Ne demandez pas notre pardon
Alors qu’il était interrogé sur le fait que les dirigeants israéliens avaient choisi de ne pas sauver les otages, Jon Polin a expliqué que le gouvernement avait manqué des opportunités de faire libérer les captifs à plusieurs reprises, au cours de ces douze derniers mois.
« Les raisons de ces manquements ont changé à chaque fois, qu’il s’agisse du couloir de Netzarim ou du couloir Philadelphi, de la manière de permettre de ramener les citoyens de Gaza du sud vers le nord de la bande ou de la durée d’une trêve », a-t-il dit.

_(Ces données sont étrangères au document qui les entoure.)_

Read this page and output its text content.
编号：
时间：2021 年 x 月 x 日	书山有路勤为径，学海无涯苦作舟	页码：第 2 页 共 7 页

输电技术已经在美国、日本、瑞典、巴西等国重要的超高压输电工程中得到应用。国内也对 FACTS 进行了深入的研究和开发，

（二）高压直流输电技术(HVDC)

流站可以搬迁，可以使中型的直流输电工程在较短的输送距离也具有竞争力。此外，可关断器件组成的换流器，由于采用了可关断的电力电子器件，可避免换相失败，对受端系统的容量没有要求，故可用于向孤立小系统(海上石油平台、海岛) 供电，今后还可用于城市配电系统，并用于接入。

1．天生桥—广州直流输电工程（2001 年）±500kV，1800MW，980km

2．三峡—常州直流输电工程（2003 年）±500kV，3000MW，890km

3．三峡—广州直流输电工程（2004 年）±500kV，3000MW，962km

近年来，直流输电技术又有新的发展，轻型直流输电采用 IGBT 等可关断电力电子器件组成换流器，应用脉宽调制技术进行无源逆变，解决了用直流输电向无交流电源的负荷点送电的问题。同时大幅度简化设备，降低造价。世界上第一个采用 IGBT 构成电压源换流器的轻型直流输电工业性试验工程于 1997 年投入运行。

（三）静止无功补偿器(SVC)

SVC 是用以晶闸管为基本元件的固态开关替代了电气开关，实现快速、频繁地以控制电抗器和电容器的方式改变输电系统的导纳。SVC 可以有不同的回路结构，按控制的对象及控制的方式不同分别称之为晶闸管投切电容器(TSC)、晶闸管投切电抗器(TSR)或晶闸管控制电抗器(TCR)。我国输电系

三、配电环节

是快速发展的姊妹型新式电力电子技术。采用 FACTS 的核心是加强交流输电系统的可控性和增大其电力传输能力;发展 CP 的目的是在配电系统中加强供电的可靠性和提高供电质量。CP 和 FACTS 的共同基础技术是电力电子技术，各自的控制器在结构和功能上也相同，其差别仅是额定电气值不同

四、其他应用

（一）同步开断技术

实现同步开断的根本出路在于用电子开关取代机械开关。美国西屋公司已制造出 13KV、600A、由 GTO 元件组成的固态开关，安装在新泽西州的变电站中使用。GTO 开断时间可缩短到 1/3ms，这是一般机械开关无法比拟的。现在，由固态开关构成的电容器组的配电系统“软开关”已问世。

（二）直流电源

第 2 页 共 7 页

Il a fait remarquer que l’ensemble de l’establishment chargé de la sécurité, en Israël, avait soutenu les compromis en vue de la finalisation d’un accord, mais qu’il y avait également des « pressions politiques » qui s’exerçaient dans l’autre sens. Polin a mentionné une lettre qui dénonçait la conclusion d’un éventuel accord et qui avait été signée, au mois de juillet, par des rabbins de premier plan appartenant au mouvement national-religieux et « qui, je pense, n’ont jamais compris le contenu d’un accord qui pourrait être conclu et qui en rejetaient de toute façon le principe même ».
Ces derniers jours, nombre de ces mêmes rabbins ont semblé faire part d’un changement de positionnement dans un nouveau courrier, se déclarant favorables à « un accord responsable ».
Il a révélé que lui et son épouse avaient décliné une offre faite par le bureau de Netanyahu – le Premier ministre avait proposé de venir leur parler après les funérailles de leur fils. « Nous avons décidé, à ce moment-là, de ne pas le faire. Je ne sais pas vraiment ce que nous aurions pu dire à des décisionnaires politiques, à certains rabbins, à d’autres personnes en position de leadership qui nous ont tellement déçus », a indiqué John.
« J’ai trouvé très intéressant que des personnes influentes aient essayé de venir nous voir pendant la shiva. Nous avons dit : ‘S’il vous plaît, nous ne voulons pas de ces gens ici’, » a dit Rachel, qui a précisé avoir opposé ce refus « avec gentillesse ».
« Lorsque vous choisissez de faire quelque chose qui, vous le savez, est mal, vous ne pouvez pas – c’est le cas tout du moins selon la loi juive… le Lévitique [dit] que lorsque vous commettez un péché intentionnellement, vous êtes redevable, vous êtes puni pour ce péché », a-t-elle poursuivi. « Ne venez pas me demander de vous pardonner pour ce péché que vous avez commis. Ce n’est pas moi qu’il faut venir voir. Le vrai repentir, il surviendra quand vous vous retrouvez dans la même situation où vous avez commis le mal en toute conscience et où, cette fois-ci, votre choix sera différent ».
« Ce que je voudrais dire à ces personnes qui voulaient venir nous voir après avoir choisi de ne pas sauver les six otages, c’est : ‘Il vous reste 101 chances à saisir maintenant. Faites-le, et ce sera là votre repentir. Vous n’avez pas besoin de venir me demander pardon », a-t-elle continué, faisant référence au nombre d’otages toujours détenus à Gaza.
Un espoir néfaste
Goldberg-Polin a indiqué qu’elle craignait que l’espoir que les familles d’otages ont tenté de nourrir concernant le retour de leurs proches n’ait finalement incité les leaders israéliens à faire preuve de complaisance.
« Peut-être que notre espoir a été trop contagieux, qu’il a eu trop de positivité dans cette période sombre, faisant croire aux personnes présentes autour de la table et à ceux qui détiennent le pouvoir qu’in fine, tout le monde allait rentrer à la maison : ‘Allez, on se calme, ils vont être rapatriés. Cela va juste prendre un peu de temps’, » a-t-elle déclaré devant les caméras de la Douzième chaîne.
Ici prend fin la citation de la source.